Training For The Shoulders, Thoracic, And Hips

If you’ve been following Cavemantraining for a while, you know by now that there is a difference between working out and training. It’s time for a training session.

“Know why you train, train what you know. Train hard, train smart!”
—Taco Fleur

In this session the focus is on:

  • Shoulders
  • Thoracic
  • Hips

The exercises in this session are:

  • Rotational clean AKA Thoracic rotational cleans
  • Single arm swings
  • Overhead reverse lunge
Just three exercises performed 5 times on each side and for a total of ten rounds. It takes about 1:20 per round so in total a 12 to 15 minutes kettlebell workout.

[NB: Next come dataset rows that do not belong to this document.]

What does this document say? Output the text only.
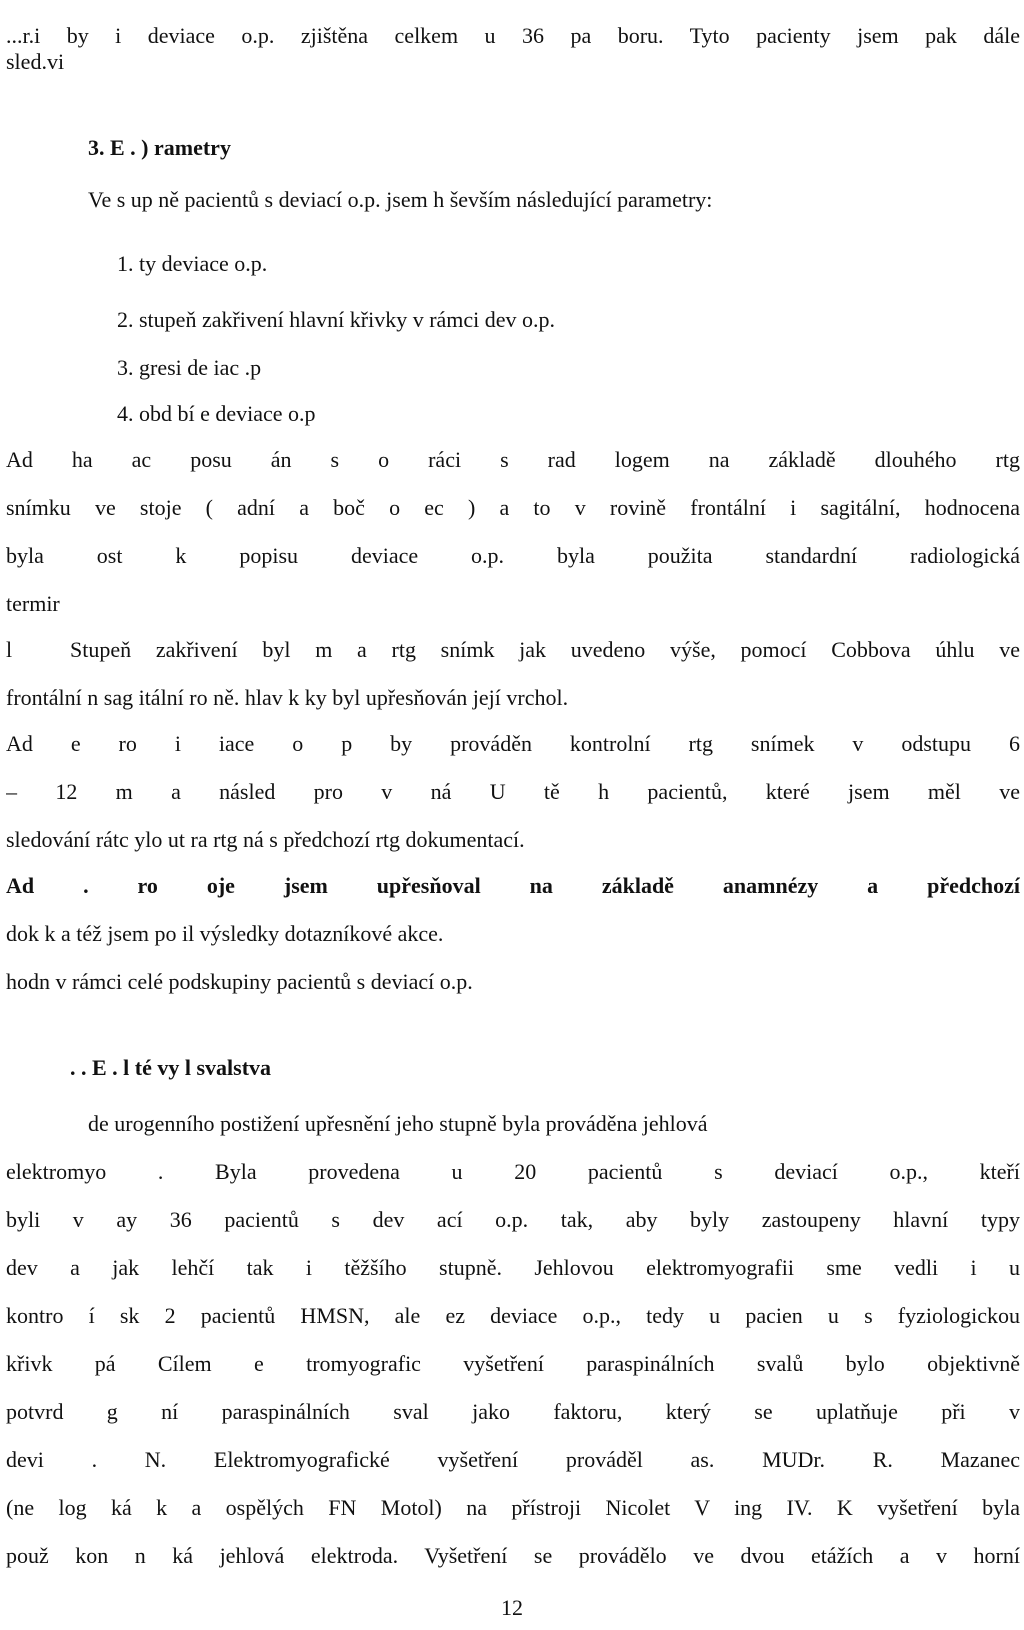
...r.i by i deviace o.p. zjištěna celkem u 36 pa boru. Tyto pacienty jsem pak dále
sled.vi
3. E . ) rametry
Ve s up ně pacientů s deviací o.p. jsem h ševším následující parametry:
1. ty deviace o.p.
2. stupeň zakřivení hlavní křivky v rámci dev o.p.
3. gresi de iac .p
4. obd bí e deviace o.p
Ad ha ac posu án s o ráci s rad logem na základě dlouhého rtg
snímku ve stoje ( adní a boč o ec ) a to v rovině frontální i sagitální, hodnocena
byla ost k popisu deviace o.p. byla použita standardní radiologická
termir
l	Stupeň zakřivení byl m a rtg snímk jak uvedeno výše, pomocí Cobbova úhlu ve
frontální n sag itální ro ně. hlav k ky byl upřesňován její vrchol.
Ad e ro i iace o p by prováděn kontrolní rtg snímek v odstupu 6
– 12 m a násled pro v ná U tě h pacientů, které jsem měl ve
sledování rátc ylo ut ra rtg ná s předchozí rtg dokumentací.
Ad . ro oje jsem upřesňoval na základě anamnézy a předchozí
dok k a též jsem po il výsledky dotazníkové akce.
hodn v rámci celé podskupiny pacientů s deviací o.p.
. . E . l té vy l svalstva
de urogenního postižení upřesnění jeho stupně byla prováděna jehlová
elektromyo . Byla provedena u 20 pacientů s deviací o.p., kteří
byli v ay 36 pacientů s dev ací o.p. tak, aby byly zastoupeny hlavní typy
dev a jak lehčí tak i těžšího stupně. Jehlovou elektromyografii sme vedli i u
kontro í sk 2 pacientů HMSN, ale ez deviace o.p., tedy u pacien u s fyziologickou
křivk pá Cílem e tromyografic vyšetření paraspinálních svalů bylo objektivně
potvrd g ní paraspinálních sval jako faktoru, který se uplatňuje při v
devi . N. Elektromyografické vyšetření prováděl as. MUDr. R. Mazanec
(ne log ká k a ospělých FN Motol) na přístroji Nicolet V ing IV. K vyšetření byla
použ kon n ká jehlová elektroda. Vyšetření se provádělo ve dvou etážích a v horní
12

It might be the first time you see the thoracic rotational clean performed, that is because I’ve just named it. I was looking for another exercise to work thoracic rotation and found this. It’s performed with a swing clean in which you rotate the spine into the non-working arm on the backswing and vice versa on the upswing into racking. I’m still working to improve this movement, as I want to see it where on the upswing the thoracic rotates earlier, rather after hitting the racking position—progression.

Thoracic Rotation

Rotation in the spine is not something that’s worked a lot, hence the reason I like to focus on it in my training. Having good thoracic mobility helps with overhead work, but also helps prevent injury.

 

Lunges For The Hips

Most of us sit in chairs all day long, do something for those hips. The lunge is great to work on hip extension and giving those hip flexors a good stretch. You do this by keeping the pelvis nice and upright while sliding the leg back. Focus on getting that knee far behind you. Try it, you’ll feel an awesome stretch.